Personne. Faith était seule avec la maison et les vingt hectares de terres agricoles en jachère, qui constituaient l’unique vestige des possessions de la famille O’Bannion. Elle tapota la poche de sa veste, cherchant un peu d’assurance au contact de son arme.

— Ce n’est qu’un chien qui hurlait, voilà tout, dit-elle avec fermeté.

Ou bien son esprit lui jouait des tours, réveillant l’écho du cri déchirant de ses cauchemars. Douze marches et un sous-sol. Parfois, elle se réveillait du cauchemar en s’époumonant — ce qui flanquait une trouille bleue à son ex-mari. Faith reconnaissait volontiers que le degré de satisfaction qu’elle éprouvait en ces circonstances trahissait une certaine immaturité. Mais, compte tenu de ce qu’il avait fait, l’agent de police Charlie Frye méritait un châtiment autrement plus sévère qu’un petit réveil en sursaut au milieu de la nuit.

Le traitement que sa mère avait infligé à son père était bien pire.

— Papa méritait foutrement mieux que ce que tu lui as fait subir. Et moi aussi je méritais mieux. D’ailleurs, c’est toujours vrai.

Faith hésita un bref instant avant de cracher ce qu’elle avait sur le cœur.

— Je t’ai haïe pendant vingt-trois ans. J’ai menti pour toi. J’ai menti à papa pour qu’il n’apprenne jamais ce que tu avais fait. Alors, si tu avais l’intention de le faire souffrir, c’est raté. Mais si c’est moi que tu visais, eh bien, félicitations. Tu as mis en plein dans le mille.

Soudain, une idée lui traversa l’esprit. La meilleure revanche qu’elle puisse prendre sur sa mère était peut-être de vivre l’existence à laquelle celle-ci aspirait. Faith pourrait devenir la maîtresse du manoir. Cette perspective faillit lui arracher un sourire, mais elle se remémora l’accablement qui avait saisi son père, et sa colère se ranima.

En pensant à lui, elle se rappela aussi ce qu’elle lui avait promis. A contrecœur, elle prit une photo de la stèle de Margaret et la lui envoya. Il avait coutume de se rendre en pèlerinage sur la tombe tous les deux ou trois ans mais, depuis quelque temps, il restait cloué chez lui après une crise cardiaque. Faith s’était engagée à lui envoyer cette photo, afin qu’il s’assure que tout allait bien.

Bien arrivée. Tout va bien. La tombe de maman est…
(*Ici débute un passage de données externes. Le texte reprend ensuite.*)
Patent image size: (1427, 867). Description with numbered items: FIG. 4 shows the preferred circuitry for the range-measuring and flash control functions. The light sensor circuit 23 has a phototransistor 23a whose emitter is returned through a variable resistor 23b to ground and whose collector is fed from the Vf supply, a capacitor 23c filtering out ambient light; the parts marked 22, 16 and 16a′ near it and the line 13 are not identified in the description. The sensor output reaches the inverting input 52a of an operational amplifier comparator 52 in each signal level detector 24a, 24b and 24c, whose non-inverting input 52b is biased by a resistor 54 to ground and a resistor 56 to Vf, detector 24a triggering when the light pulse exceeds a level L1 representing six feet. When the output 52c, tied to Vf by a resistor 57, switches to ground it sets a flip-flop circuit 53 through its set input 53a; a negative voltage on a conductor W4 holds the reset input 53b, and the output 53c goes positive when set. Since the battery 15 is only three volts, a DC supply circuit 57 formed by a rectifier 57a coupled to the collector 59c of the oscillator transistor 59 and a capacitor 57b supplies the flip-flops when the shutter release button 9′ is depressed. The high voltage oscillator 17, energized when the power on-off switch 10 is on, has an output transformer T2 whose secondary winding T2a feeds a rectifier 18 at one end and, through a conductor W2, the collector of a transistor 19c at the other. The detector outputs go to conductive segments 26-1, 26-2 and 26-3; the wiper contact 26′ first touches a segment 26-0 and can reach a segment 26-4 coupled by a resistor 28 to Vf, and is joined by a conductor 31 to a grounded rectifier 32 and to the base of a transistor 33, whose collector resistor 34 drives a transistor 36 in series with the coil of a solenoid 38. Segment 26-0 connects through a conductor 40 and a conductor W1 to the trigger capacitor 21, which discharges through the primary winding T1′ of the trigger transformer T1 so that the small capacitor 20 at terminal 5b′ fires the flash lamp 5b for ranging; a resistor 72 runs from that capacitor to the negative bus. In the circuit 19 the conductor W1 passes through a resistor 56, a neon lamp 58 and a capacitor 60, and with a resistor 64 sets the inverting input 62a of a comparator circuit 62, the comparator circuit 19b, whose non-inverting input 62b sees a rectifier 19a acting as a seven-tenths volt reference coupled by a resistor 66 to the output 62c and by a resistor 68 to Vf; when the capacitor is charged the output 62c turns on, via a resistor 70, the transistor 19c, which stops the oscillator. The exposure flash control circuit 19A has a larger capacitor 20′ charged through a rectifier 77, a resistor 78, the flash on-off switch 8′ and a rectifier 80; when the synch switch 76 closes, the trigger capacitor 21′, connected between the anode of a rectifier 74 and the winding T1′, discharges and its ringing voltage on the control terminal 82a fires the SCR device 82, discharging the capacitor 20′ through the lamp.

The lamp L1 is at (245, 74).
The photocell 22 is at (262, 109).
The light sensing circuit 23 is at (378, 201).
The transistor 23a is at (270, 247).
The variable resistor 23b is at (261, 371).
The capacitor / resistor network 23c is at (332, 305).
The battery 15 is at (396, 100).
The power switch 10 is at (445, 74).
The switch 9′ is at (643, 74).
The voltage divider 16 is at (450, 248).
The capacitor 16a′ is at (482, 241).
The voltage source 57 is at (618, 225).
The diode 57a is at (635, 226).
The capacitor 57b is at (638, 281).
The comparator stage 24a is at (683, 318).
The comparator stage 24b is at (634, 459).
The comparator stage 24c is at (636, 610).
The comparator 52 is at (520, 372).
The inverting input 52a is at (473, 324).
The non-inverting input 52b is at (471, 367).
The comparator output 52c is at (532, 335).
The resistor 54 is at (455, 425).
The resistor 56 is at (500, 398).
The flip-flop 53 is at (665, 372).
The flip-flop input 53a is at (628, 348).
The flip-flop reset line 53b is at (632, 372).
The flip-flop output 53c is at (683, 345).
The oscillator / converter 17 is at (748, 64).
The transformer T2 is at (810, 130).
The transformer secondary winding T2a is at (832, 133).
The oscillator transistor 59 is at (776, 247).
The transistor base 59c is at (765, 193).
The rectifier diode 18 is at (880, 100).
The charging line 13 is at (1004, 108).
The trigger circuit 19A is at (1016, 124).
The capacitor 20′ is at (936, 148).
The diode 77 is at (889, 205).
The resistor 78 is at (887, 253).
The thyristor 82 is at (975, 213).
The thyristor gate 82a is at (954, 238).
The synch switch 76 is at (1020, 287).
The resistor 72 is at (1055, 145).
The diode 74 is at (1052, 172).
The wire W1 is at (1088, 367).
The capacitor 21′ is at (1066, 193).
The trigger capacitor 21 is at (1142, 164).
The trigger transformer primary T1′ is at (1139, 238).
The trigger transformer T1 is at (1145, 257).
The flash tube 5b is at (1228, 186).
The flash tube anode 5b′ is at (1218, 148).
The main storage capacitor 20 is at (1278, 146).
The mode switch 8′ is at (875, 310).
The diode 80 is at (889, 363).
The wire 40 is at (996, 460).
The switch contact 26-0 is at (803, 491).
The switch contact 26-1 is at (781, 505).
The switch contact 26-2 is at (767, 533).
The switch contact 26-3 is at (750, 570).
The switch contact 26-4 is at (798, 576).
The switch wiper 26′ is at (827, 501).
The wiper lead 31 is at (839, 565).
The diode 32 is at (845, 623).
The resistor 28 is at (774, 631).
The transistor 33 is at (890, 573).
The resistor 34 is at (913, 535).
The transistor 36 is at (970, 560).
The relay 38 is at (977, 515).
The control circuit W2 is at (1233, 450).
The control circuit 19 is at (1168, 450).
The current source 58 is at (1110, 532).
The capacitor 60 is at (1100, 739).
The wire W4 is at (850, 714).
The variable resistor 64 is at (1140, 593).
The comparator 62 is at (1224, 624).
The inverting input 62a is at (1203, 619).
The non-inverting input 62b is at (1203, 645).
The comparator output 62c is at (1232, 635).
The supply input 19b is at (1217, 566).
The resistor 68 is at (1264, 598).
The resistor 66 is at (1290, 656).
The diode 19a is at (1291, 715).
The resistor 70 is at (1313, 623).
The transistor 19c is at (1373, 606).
Son doigt s’immobilisa au-dessus du clavier alors qu’elle cherchait les mots justes, rejetant ceux qu’elle savait susceptibles de faire souffrir son père, qui croyait encore à la sincérité de l’épitaphe. Elle décida que « bien entretenue » était honnête, elle tapa donc l’expression, puis conclut le message :

Je t’appellerai de l’hôtel.

Elle n’osait pas lui téléphoner en cet instant. Devant la tombe de sa mère, elle craignait de ne pouvoir empêcher son amertume de transparaître. La gorge serrée, elle tapa la touche envoi, puis soupira et repartit vers sa jeep. Puisqu’elle ne pouvait pas pénétrer dans la maison, inutile de traîner dans le coin. Après avoir acheté des produits d’entretien au Walmart qui se trouvait près de son hôtel, elle irait se coucher de bonne heure. La journée du lendemain s’annonçait chargée.